Every grower farms differently; no two people reading this article do everything exactly the same. Some farming practices, like forms of nitrogen or type of closing wheels may not greatly affect hybrid decisions or performance. But other decisions like no-till and continuous corn could greatly affect how a hybrid performs. No-till requires a hybrid with great early vigor, especially if it’s among the first planted. Continuous corn obviously needs a rootworm trait and/or insecticide treatment. But that alone may not be enough to maximize the hybrid or the farm’s potential. Managing for those differences not accounted for in plot data can greatly impact a hybrid’s effectiveness on your farm.
Each hybrid has a set of elements that make it very different from the rest; characteristics like drought and disease tolerance, plant/ear height, stalk strength, and GDUs to silk. Another way to use characteristic scores to help with planting strategy is to look at early vigor in relation to planting plans. Are you planning on planting a hybrid that prefers warmer soils as your first field?

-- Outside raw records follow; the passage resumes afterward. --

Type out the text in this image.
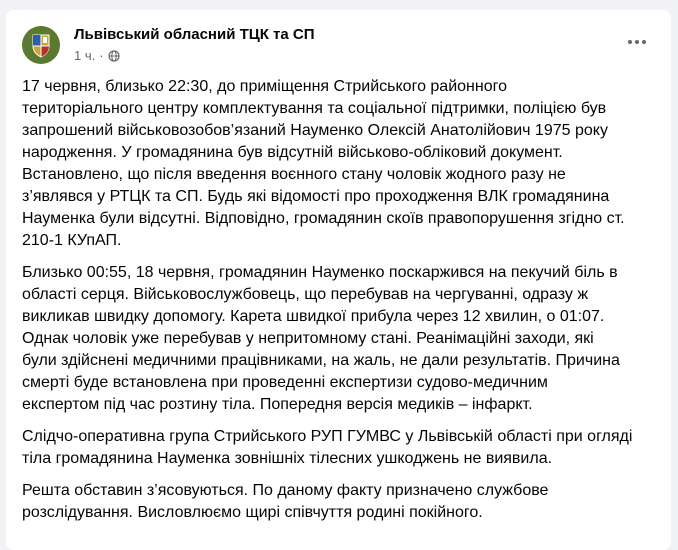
Львівський обласний ТЦК та СП
1 ч. ·

17 червня, близько 22:30, до приміщення Стрийського районного
територіального центру комплектування та соціальної підтримки, поліцією був
запрошений військовозобов’язаний Науменко Олексій Анатолійович 1975 року
народження. У громадянина був відсутній військово-обліковий документ.
Встановлено, що після введення воєнного стану чоловік жодного разу не
з’являвся у РТЦК та СП. Будь які відомості про проходження ВЛК громадянина
Науменка були відсутні. Відповідно, громадянин скоїв правопорушення згідно ст.
210-1 КУпАП.

Близько 00:55, 18 червня, громадянин Науменко поскаржився на пекучий біль в
області серця. Військовослужбовець, що перебував на чергуванні, одразу ж
викликав швидку допомогу. Карета швидкої прибула через 12 хвилин, о 01:07.
Однак чоловік уже перебував у непритомному стані. Реанімаційні заходи, які
були здійснені медичними працівниками, на жаль, не дали результатів. Причина
смерті буде встановлена при проведенні експертизи судово-медичним
експертом під час розтину тіла. Попередня версія медиків – інфаркт.

Слідчо-оперативна група Стрийського РУП ГУМВС у Львівській області при огляді
тіла громадянина Науменка зовнішніх тілесних ушкоджень не виявила.

Решта обставин з’ясовуються. По даному факту призначено службове
розслідування. Висловлюємо щирі співчуття родині покійного.
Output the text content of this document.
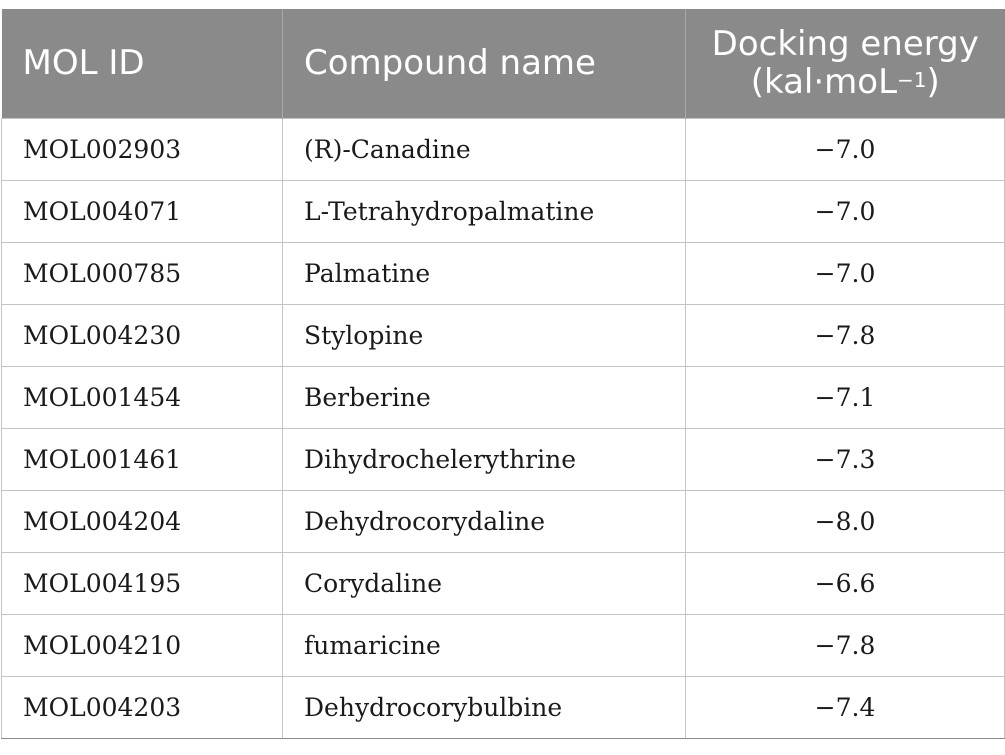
MOL ID	Compound name	Docking energy
(kal·moL$^{-1}$)

MOL002903	(R)-Canadine	−7.0
MOL004071	L-Tetrahydropalmatine	−7.0
MOL000785	Palmatine	−7.0
MOL004230	Stylopine	−7.8
MOL001454	Berberine	−7.1
MOL001461	Dihydrochelerythrine	−7.3
MOL004204	Dehydrocorydaline	−8.0
MOL004195	Corydaline	−6.6
MOL004210	fumaricine	−7.8
MOL004203	Dehydrocorybulbine	−7.4
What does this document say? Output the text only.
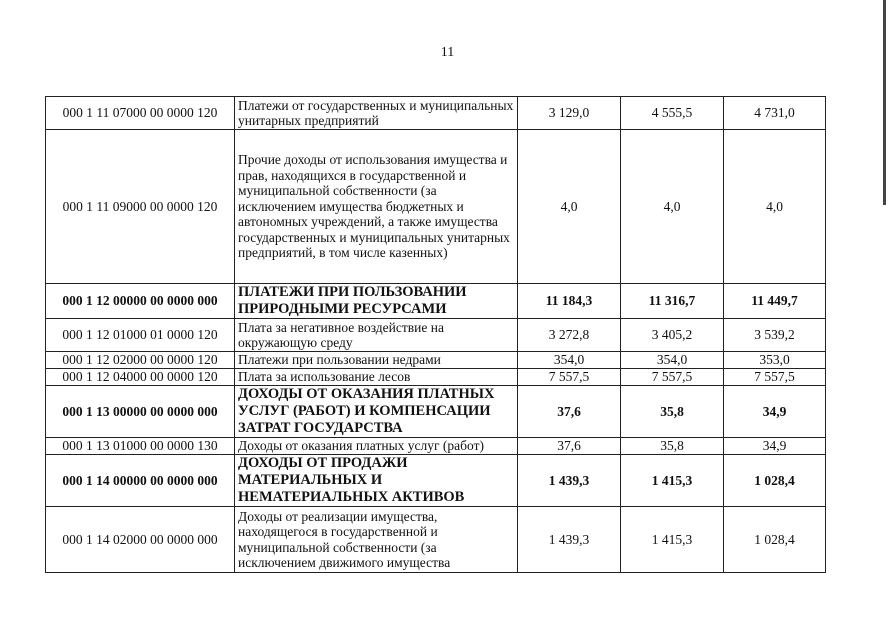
11
000 1 11 07000 00 0000 120	Платежи от государственных и муниципальных унитарных предприятий	3 129,0	4 555,5	4 731,0
000 1 11 09000 00 0000 120	Прочие доходы от использования имущества и прав, находящихся в государственной и муниципальной собственности (за исключением имущества бюджетных и автономных учреждений, а также имущества государственных и муниципальных унитарных предприятий, в том числе казенных)	4,0	4,0	4,0
000 1 12 00000 00 0000 000	ПЛАТЕЖИ ПРИ ПОЛЬЗОВАНИИ ПРИРОДНЫМИ РЕСУРСАМИ	11 184,3	11 316,7	11 449,7
000 1 12 01000 01 0000 120	Плата за негативное воздействие на окружающую среду	3 272,8	3 405,2	3 539,2
000 1 12 02000 00 0000 120	Платежи при пользовании недрами	354,0	354,0	353,0
000 1 12 04000 00 0000 120	Плата за использование лесов	7 557,5	7 557,5	7 557,5
000 1 13 00000 00 0000 000	ДОХОДЫ ОТ ОКАЗАНИЯ ПЛАТНЫХ УСЛУГ (РАБОТ) И КОМПЕНСАЦИИ ЗАТРАТ ГОСУДАРСТВА	37,6	35,8	34,9
000 1 13 01000 00 0000 130	Доходы от оказания платных услуг (работ)	37,6	35,8	34,9
000 1 14 00000 00 0000 000	ДОХОДЫ ОТ ПРОДАЖИ МАТЕРИАЛЬНЫХ И НЕМАТЕРИАЛЬНЫХ АКТИВОВ	1 439,3	1 415,3	1 028,4
000 1 14 02000 00 0000 000	Доходы от реализации имущества, находящегося в государственной и муниципальной собственности (за исключением движимого имущества	1 439,3	1 415,3	1 028,4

We normally don’t think too much about field location when planning hybrid placement. Please consider field location if you are planting a hybrid that you know is weak on a specific disease or needs late-season nitrogen. How often are you going to be checking on that field if it is off the beaten path? Every grower seems to have at least one field that’s harder to get to. Place one of those go anywhere, low maintenance-type hybrids there, and keep the numbers you want to watch more closely where you are more likely to have eyes on them.
This ties in to all of the other factors mentioned above. As you finish your planting strategy, you should have a good head start on your harvest plans. It sounds crazy, but we know there are hybrids you need to harvest early while others have amazing late-season standability and can wait until the beans are out. Where you plant each of these hybrids can greatly affect their yield, especially if that yield is on the ground instead of in the bin.
Spring reminds me of Mike Tyson’s most famous quote.
“Everybody has a plan until they get punched in the mouth.”
If you have farmed for even a single season, you have been punched in the mouth. We have all grabbed the first bag we could find and thrown it into the planter, then regretted it all year. Take the time to get the right product planned for each field. Your wallet will thank you at harvest.